The hyperfine anomaly in heavy atoms and its role in precision atomic searches for new physics

TL;DR

This paper calculates hyperfine anomalies in heavy atoms to improve nuclear magnetization models, which are crucial for precision atomic tests of fundamental physics, especially in atoms like cesium used for symmetry violation studies.

Contribution

It validates the nuclear single-particle model for hyperfine anomaly calculations in cesium, enhancing the accuracy of atomic parity violation analyses.

Findings

Supports the nuclear single-particle model over the uniform ball model

Demonstrates the model's validity for cesium hyperfine anomaly

Highlights importance of accurate nuclear magnetization modelling

Abstract

We report on our calculations of differential hyperfine anomalies in the nuclear single-particle model for a number of atoms and ions of interest for studies of fundamental symmetries violations. Comparison with available experimental data allows one to discriminate between different nuclear magnetization models, and this data supports the use of the nuclear single-particle model over the commonly-used uniform ball model. Accurate modelling of the nuclear magnetization distribution is important for testing atomic theory through hyperfine comparisons.

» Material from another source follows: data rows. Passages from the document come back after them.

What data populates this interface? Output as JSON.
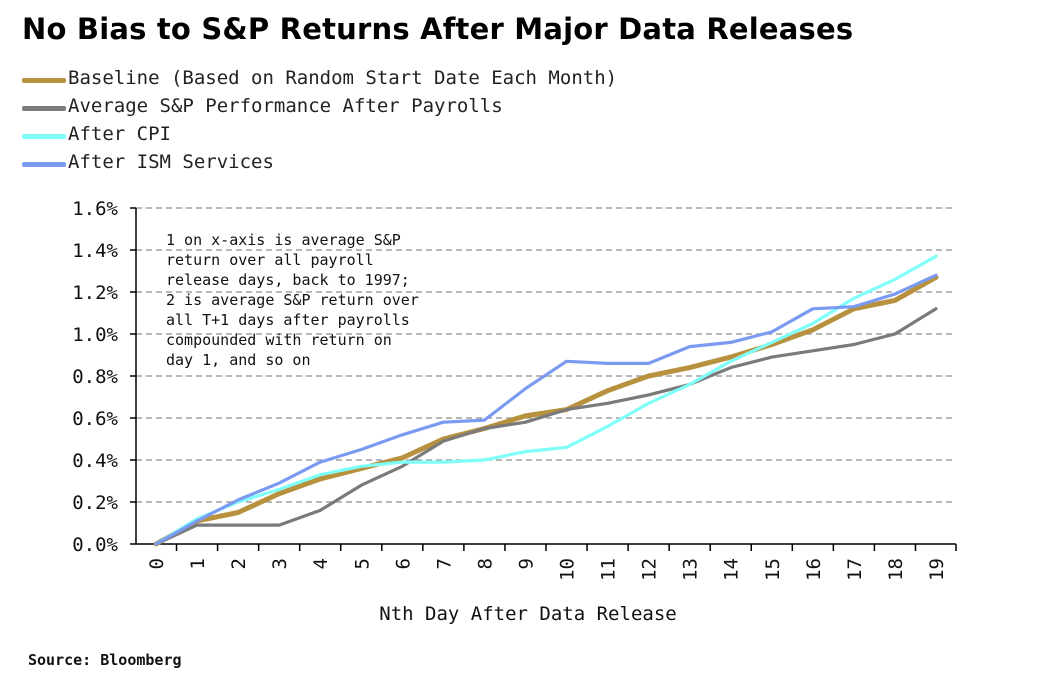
{
  "title": "No Bias to S&P Returns After Major Data Releases",
  "source": "Source: Bloomberg",
  "annotation": "1 on x-axis is average S&P return over all payroll release days, back to 1997; 2 is average S&P return over all T+1 days after payrolls compounded with return on day 1, and so on",
  "colors": {
    "baseline": "#B8913E",
    "payrolls": "#7A7A7A",
    "cpi": "#7FFFFA",
    "ism": "#7B9BF2",
    "grid": "#A0A0A0",
    "axis": "#000000"
  },
  "chart_data": {
    "type": "line",
    "title": "No Bias to S&P Returns After Major Data Releases",
    "xlabel": "Nth Day After Data Release",
    "ylabel": "",
    "x": [
      0,
      1,
      2,
      3,
      4,
      5,
      6,
      7,
      8,
      9,
      10,
      11,
      12,
      13,
      14,
      15,
      16,
      17,
      18,
      19
    ],
    "xlim": [
      0,
      19
    ],
    "ylim": [
      0.0,
      1.6
    ],
    "yticks": [
      "0.0%",
      "0.2%",
      "0.4%",
      "0.6%",
      "0.8%",
      "1.0%",
      "1.2%",
      "1.4%",
      "1.6%"
    ],
    "ytick_values": [
      0.0,
      0.2,
      0.4,
      0.6,
      0.8,
      1.0,
      1.2,
      1.4,
      1.6
    ],
    "grid": true,
    "legend_position": "top-left",
    "series": [
      {
        "key": "baseline",
        "name": "Baseline (Based on Random Start Date Each Month)",
        "values": [
          0.0,
          0.11,
          0.15,
          0.24,
          0.31,
          0.36,
          0.41,
          0.5,
          0.55,
          0.61,
          0.64,
          0.73,
          0.8,
          0.84,
          0.89,
          0.95,
          1.02,
          1.12,
          1.16,
          1.27
        ]
      },
      {
        "key": "payrolls",
        "name": "Average S&P Performance After Payrolls",
        "values": [
          0.0,
          0.09,
          0.09,
          0.09,
          0.16,
          0.28,
          0.37,
          0.49,
          0.55,
          0.58,
          0.64,
          0.67,
          0.71,
          0.76,
          0.84,
          0.89,
          0.92,
          0.95,
          1.0,
          1.12
        ]
      },
      {
        "key": "cpi",
        "name": "After CPI",
        "values": [
          0.0,
          0.12,
          0.2,
          0.26,
          0.33,
          0.37,
          0.39,
          0.39,
          0.4,
          0.44,
          0.46,
          0.56,
          0.67,
          0.76,
          0.87,
          0.96,
          1.05,
          1.17,
          1.26,
          1.37
        ]
      },
      {
        "key": "ism",
        "name": "After ISM Services",
        "values": [
          0.0,
          0.11,
          0.21,
          0.29,
          0.39,
          0.45,
          0.52,
          0.58,
          0.59,
          0.74,
          0.87,
          0.86,
          0.86,
          0.94,
          0.96,
          1.01,
          1.12,
          1.13,
          1.19,
          1.28
        ]
      }
    ]
  }
}
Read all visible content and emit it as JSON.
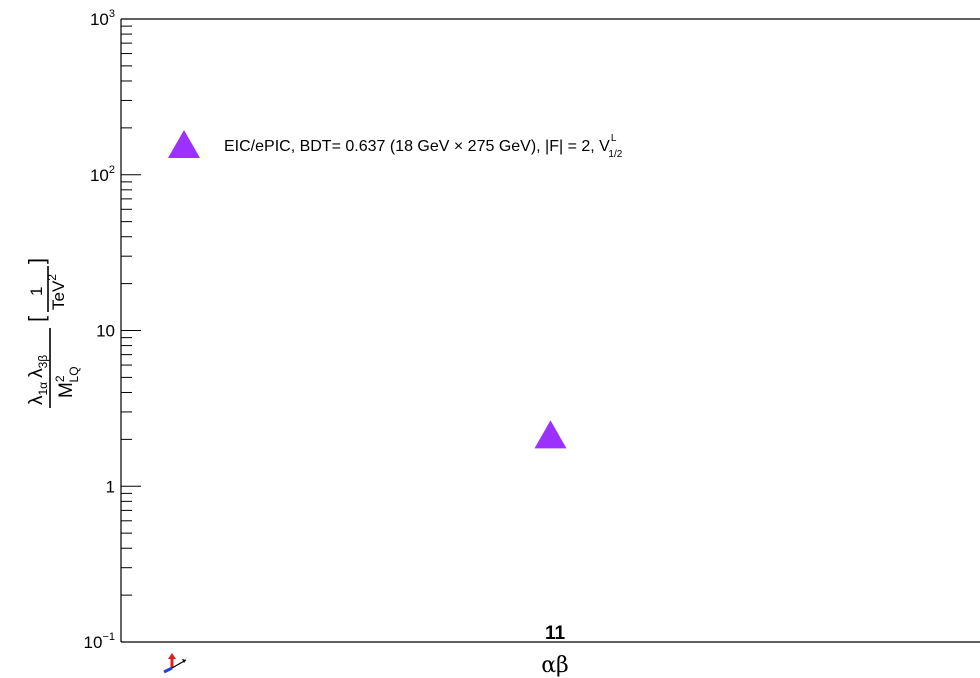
{
  "chart_data": {
    "type": "scatter",
    "title": "",
    "categories": [
      "11"
    ],
    "x_label": "αβ",
    "y_scale": "log",
    "ylim": [
      0.1,
      1000
    ],
    "y_tick_labels": [
      {
        "base": "10",
        "exp": "−1",
        "value": 0.1
      },
      {
        "base": "1",
        "exp": "",
        "value": 1
      },
      {
        "base": "10",
        "exp": "",
        "value": 10
      },
      {
        "base": "10",
        "exp": "2",
        "value": 100
      },
      {
        "base": "10",
        "exp": "3",
        "value": 1000
      }
    ],
    "y_label": {
      "lambda1": "λ",
      "lambda1_sub": "1α",
      "lambda2": "λ",
      "lambda2_sub": "3β",
      "denominator": "M",
      "denominator_sup": "2",
      "denominator_sub": "LQ",
      "unit_numerator": "1",
      "unit_denominator": "TeV",
      "unit_denominator_sup": "2"
    },
    "series": [
      {
        "name": "EIC/ePIC, BDT= 0.637  (18 GeV  × 275 GeV), |F| = 2, V",
        "name_sup": "L",
        "name_sub": "1/2",
        "marker": "triangle-up",
        "color": "#9b30ff",
        "points": [
          {
            "x": "11",
            "y": 2.0
          }
        ]
      }
    ],
    "legend_position": "top-left",
    "grid": false
  },
  "colors": {
    "marker": "#9b30ff",
    "axis": "#000000"
  },
  "icons": {
    "corner_logo": "root-axes-icon"
  }
}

The magnetization distribution must be adequately understood and modelled, with uncertainties well under the atomic theory uncertainty, for hyperfine comparisons to be meaningful. This has not been the case for a number of atoms of particular interest for precision studies, including Cs. Our work demonstrates the validity of the nuclear single-particle model for Cs, and this has implications for the theory analysis of atomic parity violation in this atom.